Neil Dombrowski

Personal information
- Date of birth: March 19, 1984 (age 41)
- Place of birth: West Allis, Wisconsin, United States
- Height: 6 ft 0 in (1.83 m)
- Position(s): Midfielder

College career
- Years: Team / Apps / (Gls)
- 2002–2005: Milwaukee Panthers

Senior career*
- Years: Team / Apps / (Gls)
- 2005: Chicago Fire Premier / 11 / (0)
- 2006: Rochester Raging Rhinos / 6 / (0)
- 2007–2008: Portland Timbers / 32 / (1)

= Neil Dombrowski =

American soccer player

Neil Dombrowski (born March 19, 1984, in West Allis, Wisconsin) is an American soccer player, who last played for the Portland Timbers of the USL First Division.

==Youth==
Dombrowski, one of four brothers who play professional soccer, grew up in Wisconsin, attending Nathan Hale High School. In high school, he was three time All Conference and led his team in scoring as a senior. He then attended the University of Wisconsin–Milwaukee, playing on the men's soccer team from 2002 to 2005. He played a total of 83 games over his four-year career, leading the team in goals and points his senior season.

==Professional==
In 2005, Dombrowski spent the collegiate off season with the Chicago Fire Premier of the fourth division Premier Development League.
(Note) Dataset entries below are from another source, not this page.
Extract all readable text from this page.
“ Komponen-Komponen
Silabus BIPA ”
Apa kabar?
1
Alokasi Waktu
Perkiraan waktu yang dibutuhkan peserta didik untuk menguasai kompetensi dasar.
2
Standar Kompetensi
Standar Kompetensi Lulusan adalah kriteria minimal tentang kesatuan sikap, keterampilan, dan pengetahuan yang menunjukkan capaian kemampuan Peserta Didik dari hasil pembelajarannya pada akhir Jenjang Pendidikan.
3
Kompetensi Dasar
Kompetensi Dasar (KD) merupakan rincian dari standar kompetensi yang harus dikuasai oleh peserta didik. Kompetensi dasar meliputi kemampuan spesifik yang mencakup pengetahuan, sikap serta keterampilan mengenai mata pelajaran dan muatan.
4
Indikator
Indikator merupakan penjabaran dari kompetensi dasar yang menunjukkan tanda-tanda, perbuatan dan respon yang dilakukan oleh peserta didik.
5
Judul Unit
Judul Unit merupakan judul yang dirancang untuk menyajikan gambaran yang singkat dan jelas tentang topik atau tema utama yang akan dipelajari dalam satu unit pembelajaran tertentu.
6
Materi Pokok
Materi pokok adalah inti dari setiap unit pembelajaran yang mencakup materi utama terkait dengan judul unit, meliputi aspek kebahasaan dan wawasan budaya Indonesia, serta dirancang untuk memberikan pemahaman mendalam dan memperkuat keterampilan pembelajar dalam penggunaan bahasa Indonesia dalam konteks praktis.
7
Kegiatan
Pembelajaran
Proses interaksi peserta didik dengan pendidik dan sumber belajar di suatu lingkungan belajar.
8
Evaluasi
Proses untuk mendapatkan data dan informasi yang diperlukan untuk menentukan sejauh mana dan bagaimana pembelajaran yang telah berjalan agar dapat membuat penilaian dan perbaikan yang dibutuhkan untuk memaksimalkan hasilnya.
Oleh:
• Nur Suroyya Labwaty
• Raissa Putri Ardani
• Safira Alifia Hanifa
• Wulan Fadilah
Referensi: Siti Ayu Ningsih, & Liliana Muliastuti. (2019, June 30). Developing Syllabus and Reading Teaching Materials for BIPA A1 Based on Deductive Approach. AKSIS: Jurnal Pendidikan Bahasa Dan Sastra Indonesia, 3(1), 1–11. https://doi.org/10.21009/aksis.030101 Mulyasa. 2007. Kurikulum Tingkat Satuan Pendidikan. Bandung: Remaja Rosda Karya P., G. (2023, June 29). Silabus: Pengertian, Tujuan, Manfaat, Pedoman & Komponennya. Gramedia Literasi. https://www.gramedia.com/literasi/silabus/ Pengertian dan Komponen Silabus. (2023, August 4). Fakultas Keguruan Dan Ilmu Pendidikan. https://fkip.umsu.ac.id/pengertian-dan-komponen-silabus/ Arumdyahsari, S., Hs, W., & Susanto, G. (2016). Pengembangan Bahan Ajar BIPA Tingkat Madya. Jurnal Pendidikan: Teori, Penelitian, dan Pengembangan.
In 2006, the Milwaukee Wave of the Major Indoor Soccer League selected Dombrowski in the first round (seventh overall) in the MISL Draft, but he did not sign with the Wave. Instead, on April 11, 2006, he signed with the Rochester Raging Rhinos of the USL First Division. In 2007, he moved to the Portland Timbers. He played nineteen games, but suffered a season ending knee injury on August 26. He was a regular with the Timbers in 2008, but did not sign with the team in 2009.

==Personal==
Neil is one of the Dombrowski brothers, all of whom are also professional soccer players: Scott Dombrowski, Zeke Dombrowski, Tighe Dombrowski and Chad Dombrowski.